Saturday, January 18, 2014

Citic Hedge Fund Will Focus on Yuan, Other Emerging Currencies

Former FX Concepts LLC executives Robert Savage and Ron DiRusso are starting a hedge fund with Citic Capital Holdings Ltd. that will trade emerging-market currencies with a specific focus on the Chinese yuan.

“As the renminbi becomes a viable currency, the need for the region’s investors to have a better currency program in place to handle those risks is going to go up,” Savage, formerly chief strategist at bankrupt FX Concepts, said in a phone interview.

“We’re trying to fill that need.” Savage is chief executive officer of CCTrack Solutions and DiRusso is chief investment officer, Citic Capital said today in a statement. Renminbi is another way to refer to the yuan.

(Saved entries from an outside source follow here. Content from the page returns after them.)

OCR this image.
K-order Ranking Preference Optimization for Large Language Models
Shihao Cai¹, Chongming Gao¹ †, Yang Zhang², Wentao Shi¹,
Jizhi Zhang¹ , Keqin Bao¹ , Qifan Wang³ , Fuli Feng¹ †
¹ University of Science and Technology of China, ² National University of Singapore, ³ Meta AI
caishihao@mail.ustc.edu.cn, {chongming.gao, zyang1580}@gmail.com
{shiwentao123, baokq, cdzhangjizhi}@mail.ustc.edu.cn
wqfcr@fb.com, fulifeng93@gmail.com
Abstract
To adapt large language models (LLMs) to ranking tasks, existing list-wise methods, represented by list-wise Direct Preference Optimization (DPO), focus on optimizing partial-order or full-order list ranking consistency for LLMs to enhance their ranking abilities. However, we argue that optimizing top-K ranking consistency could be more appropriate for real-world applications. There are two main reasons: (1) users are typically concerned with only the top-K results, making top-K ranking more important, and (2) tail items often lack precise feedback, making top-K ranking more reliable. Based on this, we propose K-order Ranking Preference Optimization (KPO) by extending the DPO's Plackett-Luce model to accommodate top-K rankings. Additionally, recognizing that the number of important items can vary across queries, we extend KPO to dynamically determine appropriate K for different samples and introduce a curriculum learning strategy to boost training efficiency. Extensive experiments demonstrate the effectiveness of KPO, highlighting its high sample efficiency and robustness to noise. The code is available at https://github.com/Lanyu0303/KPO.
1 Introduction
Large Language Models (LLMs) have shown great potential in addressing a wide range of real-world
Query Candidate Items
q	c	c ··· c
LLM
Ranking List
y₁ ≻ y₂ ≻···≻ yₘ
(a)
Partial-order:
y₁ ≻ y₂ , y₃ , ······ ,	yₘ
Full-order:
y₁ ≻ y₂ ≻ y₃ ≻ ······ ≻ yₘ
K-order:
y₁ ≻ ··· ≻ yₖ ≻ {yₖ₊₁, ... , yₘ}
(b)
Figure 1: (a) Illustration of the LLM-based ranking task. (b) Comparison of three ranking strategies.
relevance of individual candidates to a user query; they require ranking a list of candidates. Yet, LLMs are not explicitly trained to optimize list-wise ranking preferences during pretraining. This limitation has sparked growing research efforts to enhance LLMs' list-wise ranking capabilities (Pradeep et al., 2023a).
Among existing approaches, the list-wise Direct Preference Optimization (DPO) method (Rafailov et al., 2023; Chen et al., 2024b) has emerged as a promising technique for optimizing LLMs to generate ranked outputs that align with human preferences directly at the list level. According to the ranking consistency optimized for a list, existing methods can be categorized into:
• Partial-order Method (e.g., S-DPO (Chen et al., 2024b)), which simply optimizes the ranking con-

The fund will serve institutional investors in North America, Europe and Asia and will begin trading in currencies, bonds, commodities, equities and futures in the first quarter, according to Citic Capital, which is backed by the sovereign-wealth funds of China and Qatar and manages more than $4.3 billion.

CCTrack Solutions is “going to be trading emerging markets in general as part of our opportunity set, with a keen interest in what’s going on in China,” Savage said.

“We’re going to have some very diverse strategies, and through that we’ll have reduced risk.”

China has signed agreements to trade the yuan more freely with financial centers from Singapore to London and the euro area, and is loosening exchange controls as part of a once-in-a-generation economic overhaul.

The yuan overtook the euro as the second most-used currency in global trade finance last year, according to the Society for Worldwide Interbank Financial Telecommunication.

‘Full Convertibility’

“My expectation and the expectation of the team is that the renminbi is going to continue to move toward full convertibility and potentially reserve-currency status,” Savage said.

“It could happen in the next decade, and people are going to be surprised in three years when it’s trading much more aggressively and liquid.” New York-based FX Concepts, once the world’s biggest currency hedge fund, peaked at about $14 billion under management in 2007.

The firm’s remaining assets were sold as part of bankruptcy proceedings that began in October. Founder John Taylor said on Jan. 9 he plans to re-enter the foreign-exchange asset-management business again one day and is writing a weekly newsletter.

FX Concept’s assets under management shrank to $661 million as of Sept. 26, from about $12 billion in 2009, according to data from the company’s investor website.

Its Global Currency Program had lost 13.9 percent in 2013 as of August, according to a company report. It lost 3.11 percent in 2012 and 14.47 percent in 2011.